RIO DE JANEIRO: Petroleo Brasileiro SA, Brazil's state-run oil company, as of 2017 will begin seeking offers for the construction of six new offshore oil platforms envisioned in current investment plans, according to a newspaper interview published Sunday.
In an interview with O Globo, the biggest daily in the company's home base of Rio de Janeiro, Petrobras' director of exploration and production said the six new platforms, together likely to cost as much as $6 billion, are among eight rigs planned to enter service by 2021, with bidding for the other two contracts already under way.
The new platforms, Solange Guedes said, will come on the heels of another 11 platforms already under construction and expected to enter service through 2019.
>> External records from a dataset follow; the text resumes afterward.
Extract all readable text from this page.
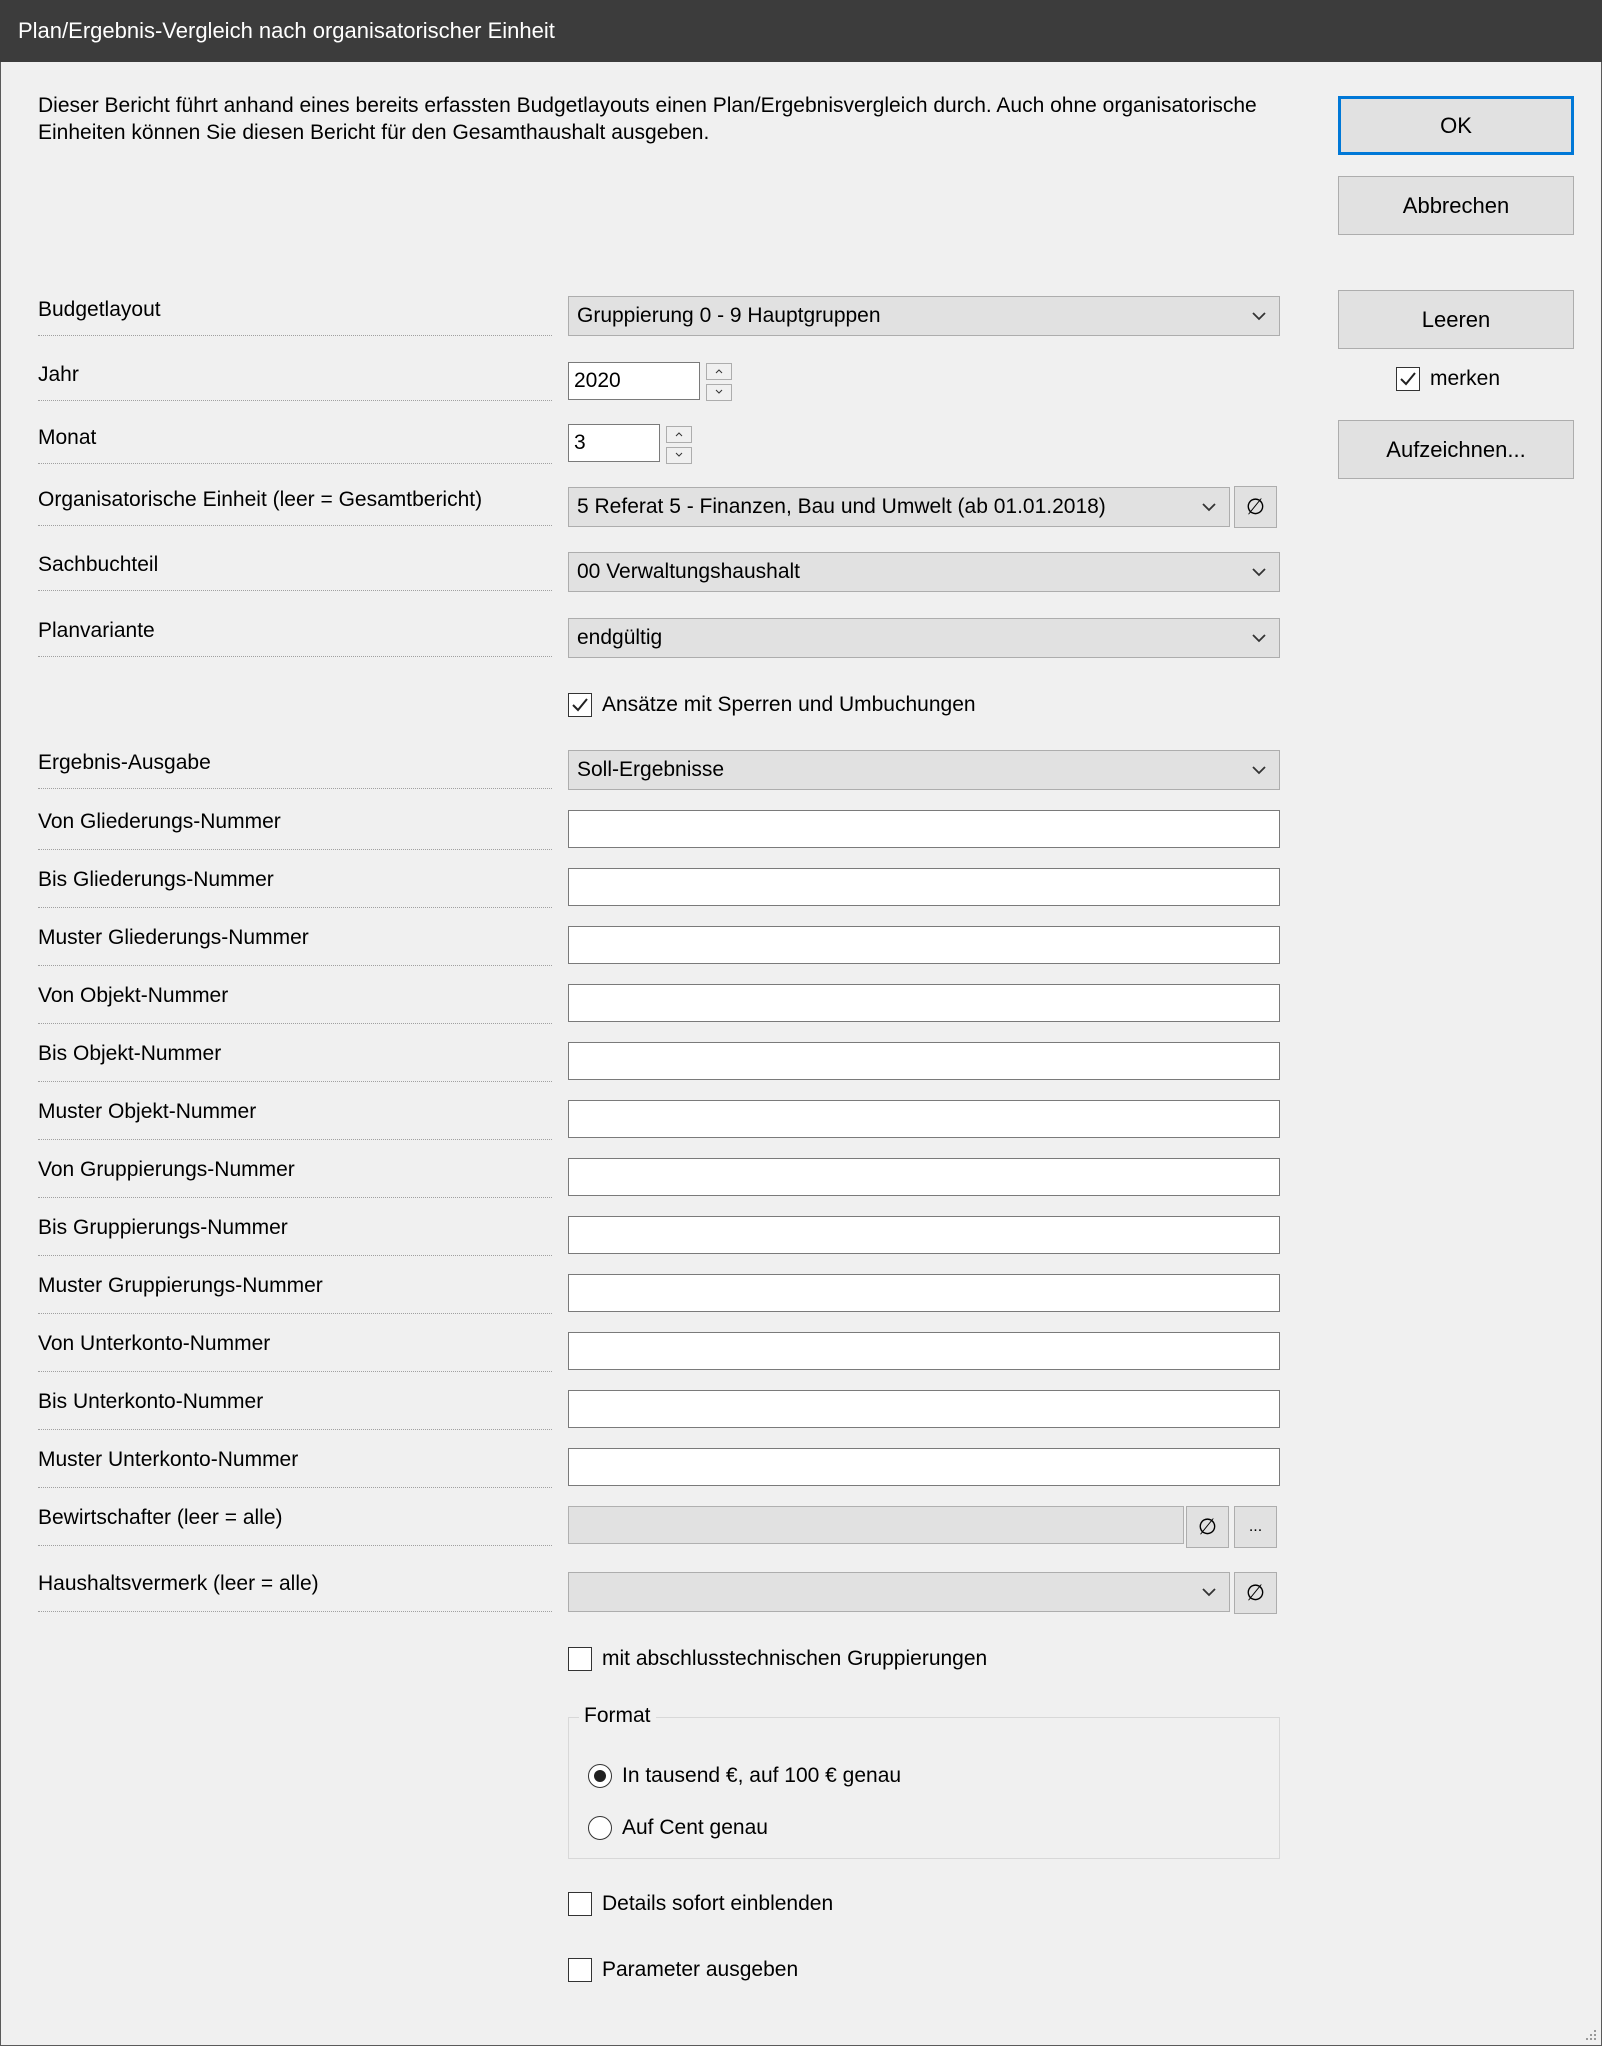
Plan/Ergebnis-Vergleich nach organisatorischer Einheit
Dieser Bericht führt anhand eines bereits erfassten Budgetlayouts einen Plan/Ergebnisvergleich durch. Auch ohne organisatorische Einheiten können Sie diesen Bericht für den Gesamthaushalt ausgeben.	OK
Abbrechen
Leeren
merken
Aufzeichnen...
Budgetlayout	Gruppierung 0 - 9 Hauptgruppen
Jahr	2020
Monat	3
Organisatorische Einheit (leer = Gesamtbericht)	5 Referat 5 - Finanzen, Bau und Umwelt (ab 01.01.2018)	∅
Sachbuchteil	00 Verwaltungshaushalt
Planvariante	endgültig
Ansätze mit Sperren und Umbuchungen
Ergebnis-Ausgabe	Soll-Ergebnisse
Von Gliederungs-Nummer
Bis Gliederungs-Nummer
Muster Gliederungs-Nummer
Von Objekt-Nummer
Bis Objekt-Nummer
Muster Objekt-Nummer
Von Gruppierungs-Nummer
Bis Gruppierungs-Nummer
Muster Gruppierungs-Nummer
Von Unterkonto-Nummer
Bis Unterkonto-Nummer
Muster Unterkonto-Nummer
Bewirtschafter (leer = alle)	∅ ...
Haushaltsvermerk (leer = alle)	∅
mit abschlusstechnischen Gruppierungen
Format
In tausend €, auf 100 € genau
Auf Cent genau
Details sofort einblenden
Parameter ausgeben
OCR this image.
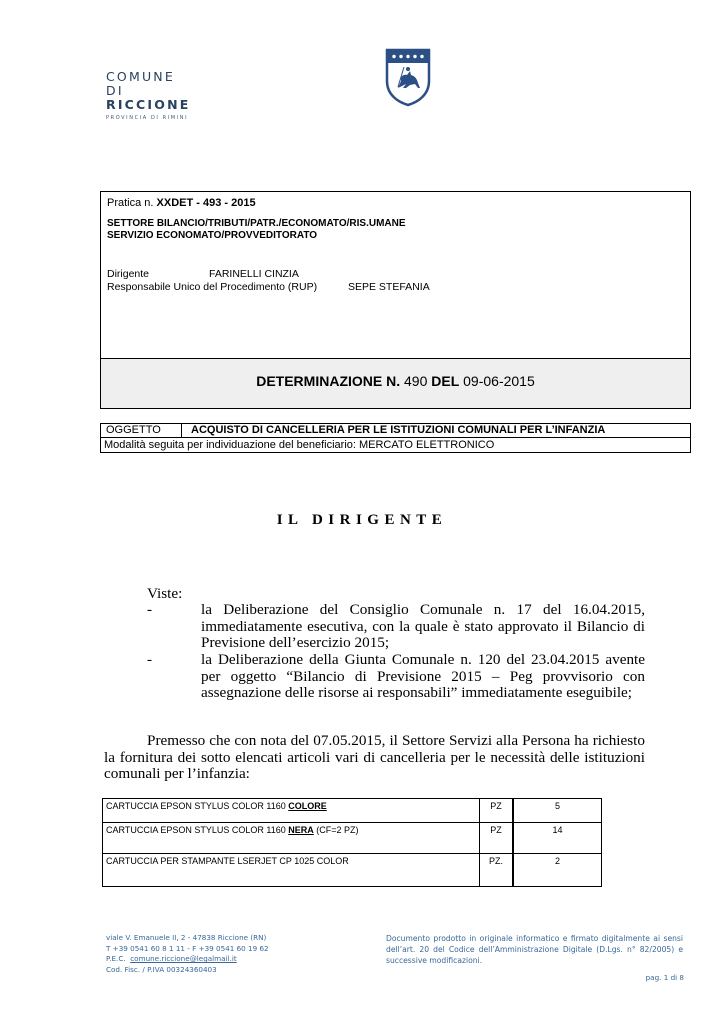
COMUNE DI
RICCIONE
PROVINCIA DI RIMINI
Pratica n. XXDET - 493 - 2015
SETTORE BILANCIO/TRIBUTI/PATR./ECONOMATO/RIS.UMANE
SERVIZIO ECONOMATO/PROVVEDITORATO
Dirigente	FARINELLI CINZIA
Responsabile Unico del Procedimento (RUP)	SEPE STEFANIA
DETERMINAZIONE N. 490 DEL 09-06-2015
OGGETTO	ACQUISTO DI CANCELLERIA PER LE ISTITUZIONI COMUNALI PER L’INFANZIA
Modalità seguita per individuazione del beneficiario: MERCATO ELETTRONICO
IL DIRIGENTE
Viste:
-	la Deliberazione del Consiglio Comunale n. 17 del 16.04.2015, immediatamente esecutiva, con la quale è stato approvato il Bilancio di Previsione dell’esercizio 2015;
-	la Deliberazione della Giunta Comunale n. 120 del 23.04.2015 avente per oggetto “Bilancio di Previsione 2015 – Peg provvisorio con assegnazione delle risorse ai responsabili” immediatamente eseguibile;
Premesso che con nota del 07.05.2015, il Settore Servizi alla Persona ha richiesto la fornitura dei sotto elencati articoli vari di cancelleria per le necessità delle istituzioni comunali per l’infanzia:
CARTUCCIA EPSON STYLUS COLOR 1160 COLORE	PZ	5
CARTUCCIA EPSON STYLUS COLOR 1160 NERA (CF=2 PZ)	PZ	14
CARTUCCIA PER STAMPANTE LSERJET CP 1025 COLOR	PZ.	2
viale V. Emanuele II, 2 - 47838 Riccione (RN)
T +39 0541 60 8 1 11 - F +39 0541 60 19 62
P.E.C. comune.riccione@legalmail.it
Cod. Fisc. / P.IVA 00324360403
Documento prodotto in originale informatico e firmato digitalmente ai sensi dell’art. 20 del Codice dell’Amministrazione Digitale (D.Lgs. n° 82/2005) e successive modificazioni.
pag. 1 di 8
Petrobras is seeking to ramp up production as part of a five-year, $74.1 billion capital spending plan announced last week. It slashed investments from a prior plan by 25 percent, seeking to refocus on core operations after years in which the company was battered by a corruption scandal and government interference that, along with low oil prices, led to big losses.
Guedes echoed recent comments by Chief Executive Pedro Parente, who took over earlier this year, that the company may use more foreign builders if domestic companies are too expensive or too slow.
In recent years, Brazil's government obliged Petrobras to rely increasingly on Brazilian suppliers. "It must be competitive local content that is viable for our projects in terms of prices and timelines," she told O Globo. "If not, our projects don't start producing."
A Petrobras spokeswoman on Sunday confirmed the Guedes interview with O Globo, but had no further details.